The extant research on early internationalizing ventures focuses primarily on these ventures’ start-up phase or their initial internationalization. Scarce attention is paid to how these ventures grow, if at all, beyond their start-up phase or initial internationalization phase. In this paper we explore how international new ventures transition from the internationalizing phase to the phase of being international, and whether they actually made it to that phase. Understanding whether and how these ventures reach their made-it point would contribute to our understanding of how early internationalization affects a venture’s survival and growth. In this we draw on the dynamic capability theory of the firm.

Given the scarcity of theoretical understanding and empirical evidence in this substantive area of research, we adopted a multiple case study methodology for the purpose of theory building. Following an intensity sampling strategy, we purposefully selected information-rich, but not extreme two-case companies. We initially collected unobtrusive data in the form of running records and mass-media news reports from the inception of the case companies.
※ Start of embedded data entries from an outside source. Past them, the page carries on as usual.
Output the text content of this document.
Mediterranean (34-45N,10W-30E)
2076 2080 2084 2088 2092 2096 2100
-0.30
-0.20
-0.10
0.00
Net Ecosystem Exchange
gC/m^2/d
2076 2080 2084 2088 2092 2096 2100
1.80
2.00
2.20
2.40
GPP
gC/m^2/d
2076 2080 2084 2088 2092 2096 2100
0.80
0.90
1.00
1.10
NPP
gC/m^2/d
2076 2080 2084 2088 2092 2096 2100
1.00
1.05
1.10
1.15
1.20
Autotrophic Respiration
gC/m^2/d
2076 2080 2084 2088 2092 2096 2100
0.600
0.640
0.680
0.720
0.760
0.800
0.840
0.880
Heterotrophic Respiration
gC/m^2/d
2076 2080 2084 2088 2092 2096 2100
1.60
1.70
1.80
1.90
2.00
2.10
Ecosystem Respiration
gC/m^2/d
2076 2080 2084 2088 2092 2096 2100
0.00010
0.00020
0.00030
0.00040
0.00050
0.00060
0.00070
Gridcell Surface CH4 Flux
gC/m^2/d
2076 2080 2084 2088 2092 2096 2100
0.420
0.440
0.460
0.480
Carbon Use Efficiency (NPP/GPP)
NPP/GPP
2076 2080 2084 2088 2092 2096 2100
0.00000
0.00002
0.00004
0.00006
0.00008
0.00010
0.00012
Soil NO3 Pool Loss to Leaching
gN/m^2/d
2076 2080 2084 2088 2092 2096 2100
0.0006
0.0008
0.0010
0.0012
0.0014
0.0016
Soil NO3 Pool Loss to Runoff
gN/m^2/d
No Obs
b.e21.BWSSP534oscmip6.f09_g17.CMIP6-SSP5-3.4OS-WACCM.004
We then conducted in-depth interviews with key decision makers of the case companies, namely their co-founders and CEOs. We employed critical incident technique guidelines for data analysis.
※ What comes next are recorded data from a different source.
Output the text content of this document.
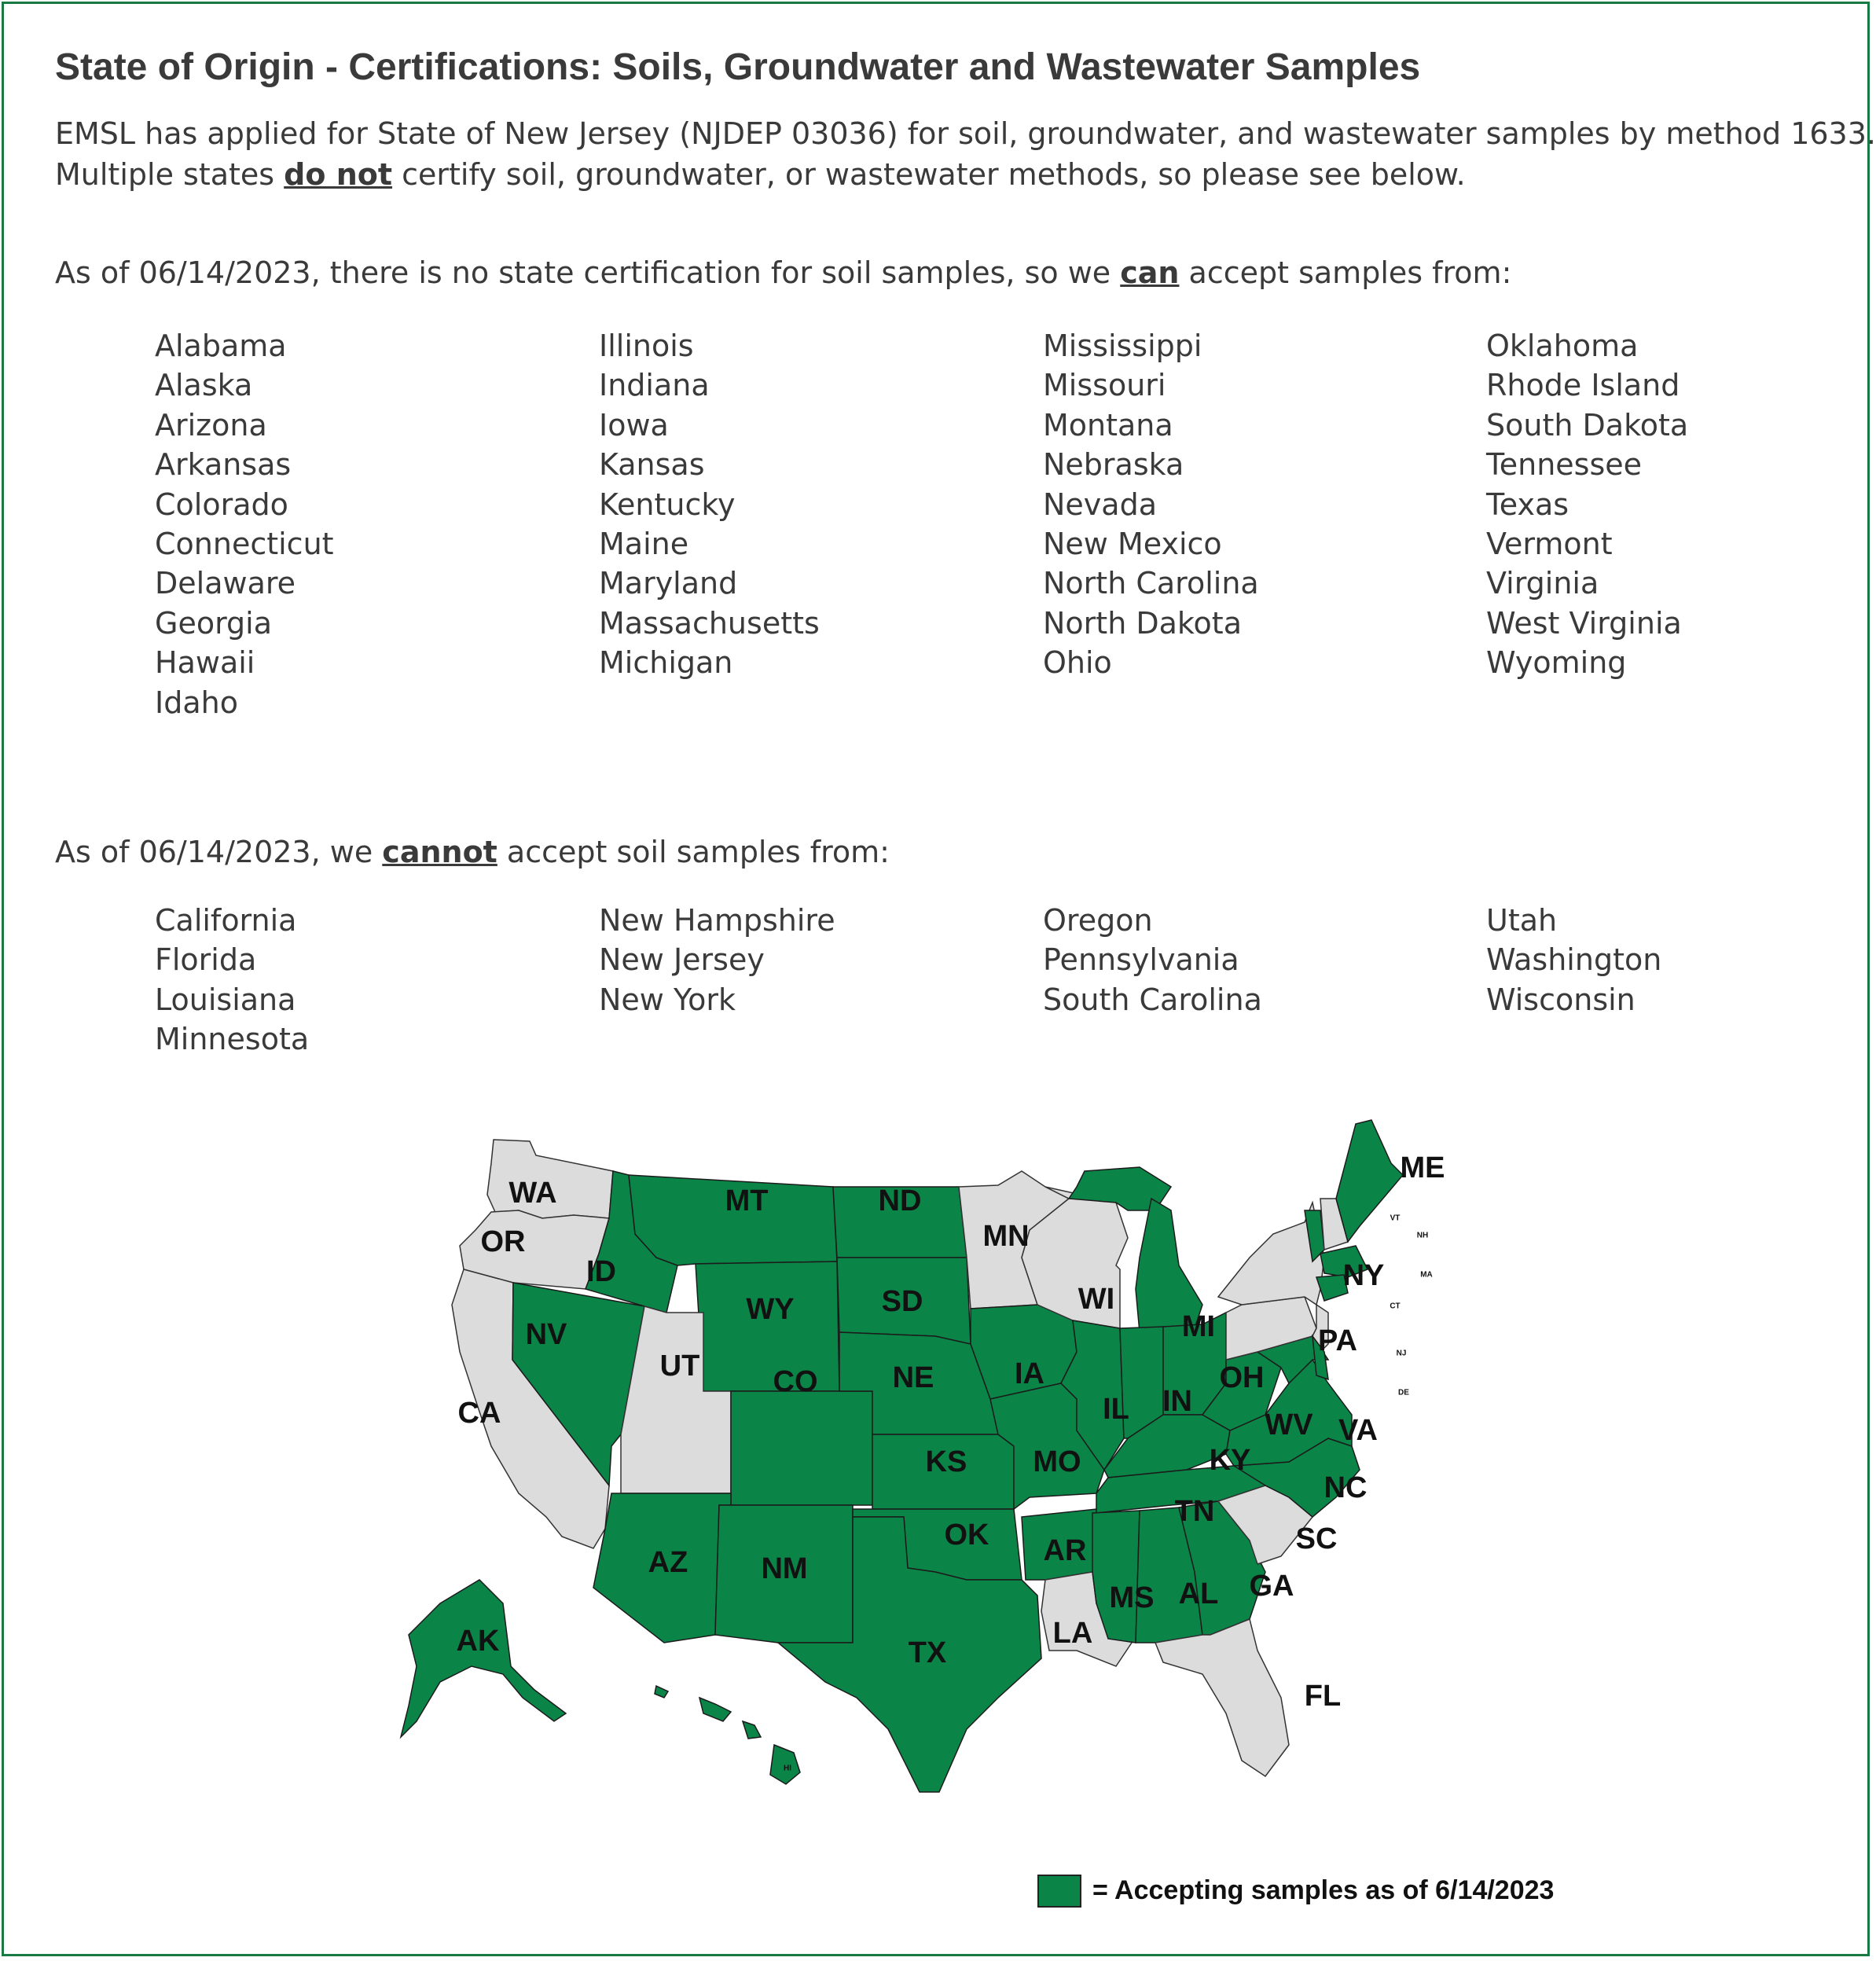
State of Origin - Certifications: Soils, Groundwater and Wastewater Samples
EMSL has applied for State of New Jersey (NJDEP 03036) for soil, groundwater, and wastewater samples by method 1633.
Multiple states do not certify soil, groundwater, or wastewater methods, so please see below.
As of 06/14/2023, there is no state certification for soil samples, so we can accept samples from:
Alabama
Alaska
Arizona
Arkansas
Colorado
Connecticut
Delaware
Georgia
Hawaii
Idaho
Illinois
Indiana
Iowa
Kansas
Kentucky
Maine
Maryland
Massachusetts
Michigan
Mississippi
Missouri
Montana
Nebraska
Nevada
New Mexico
North Carolina
North Dakota
Ohio
Oklahoma
Rhode Island
South Dakota
Tennessee
Texas
Vermont
Virginia
West Virginia
Wyoming
As of 06/14/2023, we cannot accept soil samples from:
California
Florida
Louisiana
Minnesota
New Hampshire
New Jersey
New York
Oregon
Pennsylvania
South Carolina
Utah
Washington
Wisconsin
WA
OR
CA
NV
ID
MT
WY
UT CO
AZ NM
ND
SD
NE
KS
OK
TX
MN
IA
MO
AR
LA
WI
IL
MI
IN
OH
KY
TN
MS AL GA
FL
SC
NC
VA
WV
PA
NY
ME
AK
VT
NH
MA
CT
NJ
DE
HI
= Accepting samples as of 6/14/2023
Grounded in data, the following constructs emerged related to value creation: strategic experimentation, gestalt tensions, and legitimacy lies. Entrepreneurs experiment with and reconfigure their venture at several levels: goal (vision), decision (strategic) and behavioral (tactical) levels of the organizational gestalt in order to reach a threshold level of practiced activity. Entrepreneurs’ strategic experimentation efforts are fueled by tensions that exist at these three levels of the organizational gestalt. During this experimentation process, entrepreneurs may tell legitimacy lies to legitimate their ventures in the eyes of their stakeholders.

Given the instrument we employed to explore the issues and concerns identified above, our results are limited in scope. However, we put forward a number of questions and conjectures to guide future research in this currently under-researched area of international entrepreneurship. We have also suggested employing the concept of turning point in future research to advance our understanding of the dynamic capability view of international new ventures.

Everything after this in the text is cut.